In 2000, Ross rode off-the-track thoroughbred, Otto Schumaker, at the Sydney Olympics (he trialled but never raced, and his racing name was Asoremic). Last year, riding warmblood Dicavalli Diesel, Amanda came first in the Oceania Championships in New Zealand.
“I grew up bringing thoroughbreds off the track,” said Ross.
“I particularly like them because they have an inherent go button and that’s what you need in eventing. Their work ethic is ongoing and they are energetic horses. Their natural endurance is a factor, too, because the fitter they are, naturally, there will be less wear and tear on a horse to gain that fitness. Off-the-trackers come with a bunch of life experience: they can do so much already.”
Ross bought Koko Popping Candy in December 2016. The thoroughbred was previously owned and re-educated by Robert Palm and wife, Cassie, at their property in Bunyip, Victoria. Robert himself is a respected eventer and showjumper who has competed up to 4* level.
Since moving from his home in NSW to Victoria in 2010, Robert and Cassie have focused on breaking, pre-training and re-educating horses and operating Regulator Thoroughbreds and Performance Horses. They bought Koko Popping Candy from trainer Nikki Burke.
“I liked her type. These horses have got to have everything in the right place and make a nice shape without being forced into it. They have power behind them, they swing when they move and they are athletic and have a good action,” explained Palm.
“When I saw Koko Popping Candy for the first time, there was a thick piece of hosepipe lying across the area where we trotted her up, and she didn’t put one foot on top of that. She went over that piece of hosepipe three times – she saw it and was very watchful – and I thought ‘I’ll take her’.
“Cassie and I didn’t win many classes and shows with her but, looking at the big picture, we always thought she’d be something special if we got the fundamentals and fitness right.”
Palm said working with off the track thoroughbreds and getting them to a point where they can compete is a rewarding process, but it’s a process with no set time frame.
I don’t use the word ‘re-training’ – I see it as educating off the track horses in new areas. - Robert Palm
“I don’t use the word ‘re-training’ – I see it as educating off the track horses in new areas,” he said.
“Koko Popping Candy spent six months relaxing in a paddock before we began working with her. It was 12 months before she did her first competition. I usually get a horse on the arena, gradually introduce jumping and some cross country and dressage. As they get used to that we also get them used to going on the truck and going to competitions. Watching that transition is the best part of the job.”
When Ross bought Koko Popping Candy the horse was at 3* level and is now at 4* level. She has worked hard to contribute to her development and performance.
“My strength is probably training horses on the flat and Rob and Cassie had done a good job with her, but I felt there was still more there. Cassie also said she was the best horse to ride cross country and that gave me confidence. I like Koko Popping Candy’s scope and energy,” said Ross.
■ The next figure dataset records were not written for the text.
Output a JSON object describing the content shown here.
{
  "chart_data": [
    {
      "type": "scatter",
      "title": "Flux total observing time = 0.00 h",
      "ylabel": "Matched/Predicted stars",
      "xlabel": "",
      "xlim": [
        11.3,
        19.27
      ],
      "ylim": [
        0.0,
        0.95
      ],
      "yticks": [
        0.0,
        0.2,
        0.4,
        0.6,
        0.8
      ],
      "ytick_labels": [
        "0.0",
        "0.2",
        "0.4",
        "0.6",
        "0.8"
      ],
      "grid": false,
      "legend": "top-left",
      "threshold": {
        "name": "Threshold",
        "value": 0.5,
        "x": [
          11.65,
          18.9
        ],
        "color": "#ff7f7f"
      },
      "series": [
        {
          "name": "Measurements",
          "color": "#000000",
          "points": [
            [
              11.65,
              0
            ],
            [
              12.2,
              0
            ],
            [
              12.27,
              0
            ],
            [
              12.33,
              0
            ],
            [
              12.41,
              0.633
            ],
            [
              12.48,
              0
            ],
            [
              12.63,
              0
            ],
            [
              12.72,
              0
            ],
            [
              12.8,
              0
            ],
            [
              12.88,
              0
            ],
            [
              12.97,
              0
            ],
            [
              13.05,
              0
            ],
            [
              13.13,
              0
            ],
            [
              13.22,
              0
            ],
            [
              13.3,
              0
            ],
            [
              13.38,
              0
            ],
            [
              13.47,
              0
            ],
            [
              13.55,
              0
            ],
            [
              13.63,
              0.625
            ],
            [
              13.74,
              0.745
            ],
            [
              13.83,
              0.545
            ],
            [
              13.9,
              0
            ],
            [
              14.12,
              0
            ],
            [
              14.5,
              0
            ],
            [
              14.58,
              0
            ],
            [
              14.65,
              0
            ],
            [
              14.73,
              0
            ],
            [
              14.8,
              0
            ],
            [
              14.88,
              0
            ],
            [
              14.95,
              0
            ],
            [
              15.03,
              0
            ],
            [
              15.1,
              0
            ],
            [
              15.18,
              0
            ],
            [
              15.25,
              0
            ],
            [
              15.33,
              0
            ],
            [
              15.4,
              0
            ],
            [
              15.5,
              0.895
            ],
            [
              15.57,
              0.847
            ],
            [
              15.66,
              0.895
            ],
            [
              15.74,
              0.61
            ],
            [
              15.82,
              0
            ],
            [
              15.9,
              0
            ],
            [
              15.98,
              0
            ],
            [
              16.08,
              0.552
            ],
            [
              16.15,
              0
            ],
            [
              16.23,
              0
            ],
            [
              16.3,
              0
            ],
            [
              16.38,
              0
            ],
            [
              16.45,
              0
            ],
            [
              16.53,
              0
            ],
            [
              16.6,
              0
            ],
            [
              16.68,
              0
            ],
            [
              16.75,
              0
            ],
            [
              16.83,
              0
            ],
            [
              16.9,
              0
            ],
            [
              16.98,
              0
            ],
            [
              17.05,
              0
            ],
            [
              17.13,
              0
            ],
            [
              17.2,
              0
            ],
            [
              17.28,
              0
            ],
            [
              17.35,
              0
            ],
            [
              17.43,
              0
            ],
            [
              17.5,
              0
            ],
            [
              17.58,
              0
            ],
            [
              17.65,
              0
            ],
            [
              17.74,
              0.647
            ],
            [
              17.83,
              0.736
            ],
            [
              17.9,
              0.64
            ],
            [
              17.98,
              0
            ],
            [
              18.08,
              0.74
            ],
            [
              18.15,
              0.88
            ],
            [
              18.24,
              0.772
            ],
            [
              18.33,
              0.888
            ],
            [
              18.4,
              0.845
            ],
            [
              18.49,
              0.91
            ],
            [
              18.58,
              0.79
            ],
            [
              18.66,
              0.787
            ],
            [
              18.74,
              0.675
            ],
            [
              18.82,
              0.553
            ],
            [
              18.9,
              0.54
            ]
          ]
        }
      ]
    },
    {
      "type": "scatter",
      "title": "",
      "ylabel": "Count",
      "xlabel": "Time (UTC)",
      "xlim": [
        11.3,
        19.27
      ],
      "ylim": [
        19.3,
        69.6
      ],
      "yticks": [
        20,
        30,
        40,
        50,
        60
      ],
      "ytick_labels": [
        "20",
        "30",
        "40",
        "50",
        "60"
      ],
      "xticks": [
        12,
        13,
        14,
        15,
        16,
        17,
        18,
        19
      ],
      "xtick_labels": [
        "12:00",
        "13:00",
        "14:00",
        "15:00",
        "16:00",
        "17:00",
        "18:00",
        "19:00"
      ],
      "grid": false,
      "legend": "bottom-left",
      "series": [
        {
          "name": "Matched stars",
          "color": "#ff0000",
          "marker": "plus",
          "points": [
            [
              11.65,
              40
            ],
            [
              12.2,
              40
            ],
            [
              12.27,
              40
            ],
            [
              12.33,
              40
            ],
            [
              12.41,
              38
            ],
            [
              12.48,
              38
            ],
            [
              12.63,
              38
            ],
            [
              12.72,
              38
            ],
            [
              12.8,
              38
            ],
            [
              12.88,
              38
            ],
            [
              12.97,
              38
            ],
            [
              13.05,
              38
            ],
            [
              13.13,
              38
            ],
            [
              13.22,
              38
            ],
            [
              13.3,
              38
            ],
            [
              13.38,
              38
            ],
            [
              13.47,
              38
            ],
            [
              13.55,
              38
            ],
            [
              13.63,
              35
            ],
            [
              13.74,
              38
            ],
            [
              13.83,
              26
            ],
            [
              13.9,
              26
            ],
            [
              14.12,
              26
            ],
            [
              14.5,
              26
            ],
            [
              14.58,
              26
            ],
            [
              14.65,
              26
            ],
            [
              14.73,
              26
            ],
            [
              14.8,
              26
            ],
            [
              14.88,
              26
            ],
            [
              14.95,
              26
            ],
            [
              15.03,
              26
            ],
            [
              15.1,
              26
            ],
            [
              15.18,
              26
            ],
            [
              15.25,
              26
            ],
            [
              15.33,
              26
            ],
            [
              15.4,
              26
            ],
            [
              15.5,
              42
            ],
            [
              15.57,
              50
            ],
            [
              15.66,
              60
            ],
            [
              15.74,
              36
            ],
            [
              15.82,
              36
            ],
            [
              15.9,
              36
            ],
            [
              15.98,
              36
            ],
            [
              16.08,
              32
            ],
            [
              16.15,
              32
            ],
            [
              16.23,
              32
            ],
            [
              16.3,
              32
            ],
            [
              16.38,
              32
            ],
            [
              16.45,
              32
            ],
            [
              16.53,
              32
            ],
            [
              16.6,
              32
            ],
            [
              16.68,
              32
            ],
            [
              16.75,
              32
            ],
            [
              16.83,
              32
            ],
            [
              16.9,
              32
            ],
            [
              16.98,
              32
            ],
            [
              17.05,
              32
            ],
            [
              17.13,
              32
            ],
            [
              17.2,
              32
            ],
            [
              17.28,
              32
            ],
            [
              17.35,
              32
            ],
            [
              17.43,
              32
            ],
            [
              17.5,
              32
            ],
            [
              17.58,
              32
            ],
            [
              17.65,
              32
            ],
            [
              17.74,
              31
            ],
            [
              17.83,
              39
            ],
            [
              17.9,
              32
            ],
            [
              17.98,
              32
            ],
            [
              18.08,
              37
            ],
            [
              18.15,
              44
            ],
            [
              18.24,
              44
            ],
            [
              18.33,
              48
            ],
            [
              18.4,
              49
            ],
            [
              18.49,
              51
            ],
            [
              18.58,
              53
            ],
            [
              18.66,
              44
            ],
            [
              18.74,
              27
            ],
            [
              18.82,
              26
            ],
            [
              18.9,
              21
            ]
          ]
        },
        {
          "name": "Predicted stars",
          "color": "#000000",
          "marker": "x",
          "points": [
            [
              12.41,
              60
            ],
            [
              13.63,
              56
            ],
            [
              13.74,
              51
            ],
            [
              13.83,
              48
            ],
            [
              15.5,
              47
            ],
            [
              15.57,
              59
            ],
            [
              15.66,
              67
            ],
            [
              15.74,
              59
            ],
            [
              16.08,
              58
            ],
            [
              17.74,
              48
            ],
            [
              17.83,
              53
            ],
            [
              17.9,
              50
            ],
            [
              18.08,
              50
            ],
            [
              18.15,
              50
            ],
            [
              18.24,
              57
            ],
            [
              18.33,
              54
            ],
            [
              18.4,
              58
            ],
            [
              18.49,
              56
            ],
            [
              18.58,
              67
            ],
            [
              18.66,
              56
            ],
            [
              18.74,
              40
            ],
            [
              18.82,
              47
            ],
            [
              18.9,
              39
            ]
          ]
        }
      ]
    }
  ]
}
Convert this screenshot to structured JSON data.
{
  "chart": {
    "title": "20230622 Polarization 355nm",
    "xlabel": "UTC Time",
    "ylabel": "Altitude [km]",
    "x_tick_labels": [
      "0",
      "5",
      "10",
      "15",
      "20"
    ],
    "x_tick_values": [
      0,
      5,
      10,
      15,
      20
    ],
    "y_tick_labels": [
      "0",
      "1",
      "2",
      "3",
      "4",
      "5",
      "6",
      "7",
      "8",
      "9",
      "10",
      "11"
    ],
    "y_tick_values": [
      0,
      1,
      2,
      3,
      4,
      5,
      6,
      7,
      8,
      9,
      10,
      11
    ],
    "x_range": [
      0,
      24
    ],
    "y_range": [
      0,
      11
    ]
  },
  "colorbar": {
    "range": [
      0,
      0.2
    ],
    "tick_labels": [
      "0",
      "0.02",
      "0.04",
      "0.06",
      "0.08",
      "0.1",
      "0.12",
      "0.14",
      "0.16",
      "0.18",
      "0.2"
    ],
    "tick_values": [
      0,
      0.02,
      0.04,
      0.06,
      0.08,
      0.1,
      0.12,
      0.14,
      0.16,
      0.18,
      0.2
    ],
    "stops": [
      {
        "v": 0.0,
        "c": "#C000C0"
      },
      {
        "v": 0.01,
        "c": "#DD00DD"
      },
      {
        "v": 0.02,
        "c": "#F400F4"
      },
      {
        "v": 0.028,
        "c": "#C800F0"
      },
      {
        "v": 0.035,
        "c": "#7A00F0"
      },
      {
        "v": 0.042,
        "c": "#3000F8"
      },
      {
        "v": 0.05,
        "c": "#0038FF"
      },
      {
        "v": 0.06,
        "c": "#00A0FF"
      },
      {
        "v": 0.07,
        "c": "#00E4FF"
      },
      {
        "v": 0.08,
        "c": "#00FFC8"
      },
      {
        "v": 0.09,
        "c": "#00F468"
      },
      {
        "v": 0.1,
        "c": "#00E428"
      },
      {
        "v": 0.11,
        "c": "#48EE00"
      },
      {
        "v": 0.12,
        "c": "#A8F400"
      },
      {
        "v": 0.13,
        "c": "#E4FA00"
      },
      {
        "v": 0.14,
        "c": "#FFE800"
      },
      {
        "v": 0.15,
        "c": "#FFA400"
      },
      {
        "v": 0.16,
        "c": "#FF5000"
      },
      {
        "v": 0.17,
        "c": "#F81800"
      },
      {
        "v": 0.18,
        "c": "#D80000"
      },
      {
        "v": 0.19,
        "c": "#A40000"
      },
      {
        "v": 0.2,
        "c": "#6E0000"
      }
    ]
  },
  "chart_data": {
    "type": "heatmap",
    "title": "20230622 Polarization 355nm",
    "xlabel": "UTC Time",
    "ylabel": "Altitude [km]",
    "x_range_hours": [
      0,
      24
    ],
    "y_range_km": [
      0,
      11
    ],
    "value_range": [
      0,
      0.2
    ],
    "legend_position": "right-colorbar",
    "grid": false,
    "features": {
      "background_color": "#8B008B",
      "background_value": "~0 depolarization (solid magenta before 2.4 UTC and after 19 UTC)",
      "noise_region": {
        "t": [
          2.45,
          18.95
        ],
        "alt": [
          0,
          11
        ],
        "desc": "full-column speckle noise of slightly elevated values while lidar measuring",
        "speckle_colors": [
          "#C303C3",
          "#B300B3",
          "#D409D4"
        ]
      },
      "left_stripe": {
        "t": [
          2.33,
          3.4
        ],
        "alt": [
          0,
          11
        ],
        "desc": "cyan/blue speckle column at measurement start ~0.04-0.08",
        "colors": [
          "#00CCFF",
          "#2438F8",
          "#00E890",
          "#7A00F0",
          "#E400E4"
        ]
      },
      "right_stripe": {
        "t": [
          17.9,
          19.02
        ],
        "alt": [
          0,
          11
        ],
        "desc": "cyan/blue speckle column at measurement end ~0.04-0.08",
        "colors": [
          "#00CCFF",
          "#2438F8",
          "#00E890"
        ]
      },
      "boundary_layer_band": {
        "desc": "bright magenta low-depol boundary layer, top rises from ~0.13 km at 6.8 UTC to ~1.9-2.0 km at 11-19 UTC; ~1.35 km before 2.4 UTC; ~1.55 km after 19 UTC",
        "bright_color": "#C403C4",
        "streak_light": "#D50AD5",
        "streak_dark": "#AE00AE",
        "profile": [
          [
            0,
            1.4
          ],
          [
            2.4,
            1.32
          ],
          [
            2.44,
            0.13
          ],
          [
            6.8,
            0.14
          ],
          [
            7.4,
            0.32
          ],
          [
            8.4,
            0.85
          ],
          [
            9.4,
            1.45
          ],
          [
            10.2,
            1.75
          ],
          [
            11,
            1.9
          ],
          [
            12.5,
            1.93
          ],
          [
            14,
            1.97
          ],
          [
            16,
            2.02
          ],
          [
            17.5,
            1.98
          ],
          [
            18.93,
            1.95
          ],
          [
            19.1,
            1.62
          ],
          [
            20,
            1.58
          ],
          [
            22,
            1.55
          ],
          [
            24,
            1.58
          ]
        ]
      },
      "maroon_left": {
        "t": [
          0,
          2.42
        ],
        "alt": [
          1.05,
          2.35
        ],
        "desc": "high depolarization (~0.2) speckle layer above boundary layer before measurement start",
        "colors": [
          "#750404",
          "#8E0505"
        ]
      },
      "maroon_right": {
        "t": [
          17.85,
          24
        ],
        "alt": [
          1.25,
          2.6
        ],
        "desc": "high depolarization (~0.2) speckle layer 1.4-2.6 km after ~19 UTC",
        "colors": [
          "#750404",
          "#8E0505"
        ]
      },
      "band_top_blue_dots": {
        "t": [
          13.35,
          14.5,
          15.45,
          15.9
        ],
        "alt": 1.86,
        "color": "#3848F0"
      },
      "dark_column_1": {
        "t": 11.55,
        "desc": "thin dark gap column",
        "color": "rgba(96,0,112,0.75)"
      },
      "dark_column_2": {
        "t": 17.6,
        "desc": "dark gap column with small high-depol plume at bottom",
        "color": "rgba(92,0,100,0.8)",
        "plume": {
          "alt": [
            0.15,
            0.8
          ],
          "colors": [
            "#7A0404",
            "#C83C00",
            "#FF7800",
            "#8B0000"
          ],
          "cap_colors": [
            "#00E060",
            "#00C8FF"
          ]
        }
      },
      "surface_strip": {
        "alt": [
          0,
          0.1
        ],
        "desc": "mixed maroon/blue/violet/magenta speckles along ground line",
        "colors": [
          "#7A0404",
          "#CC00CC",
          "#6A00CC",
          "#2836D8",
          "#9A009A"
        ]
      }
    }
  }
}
“There are some challenges with off-the-trackers – they have been taught to run and you have to take away that mentality. You need them to wait for you and to relax and show their technique. If a horse is tight then its technique over a fence can be compromised.
“With Koko Popping Candy I found that it took time to get her to jump in a more relaxed way but when she realised what she could do, she put all her energy into doing it.”
Robert Palm has watched Koko Popping Candy’s equestrian progress and success at home and overseas with pride.
“If there was a horse I’d want to take to war, she would be it,” he said.
“She will never lay down – she just keeps digging deep.”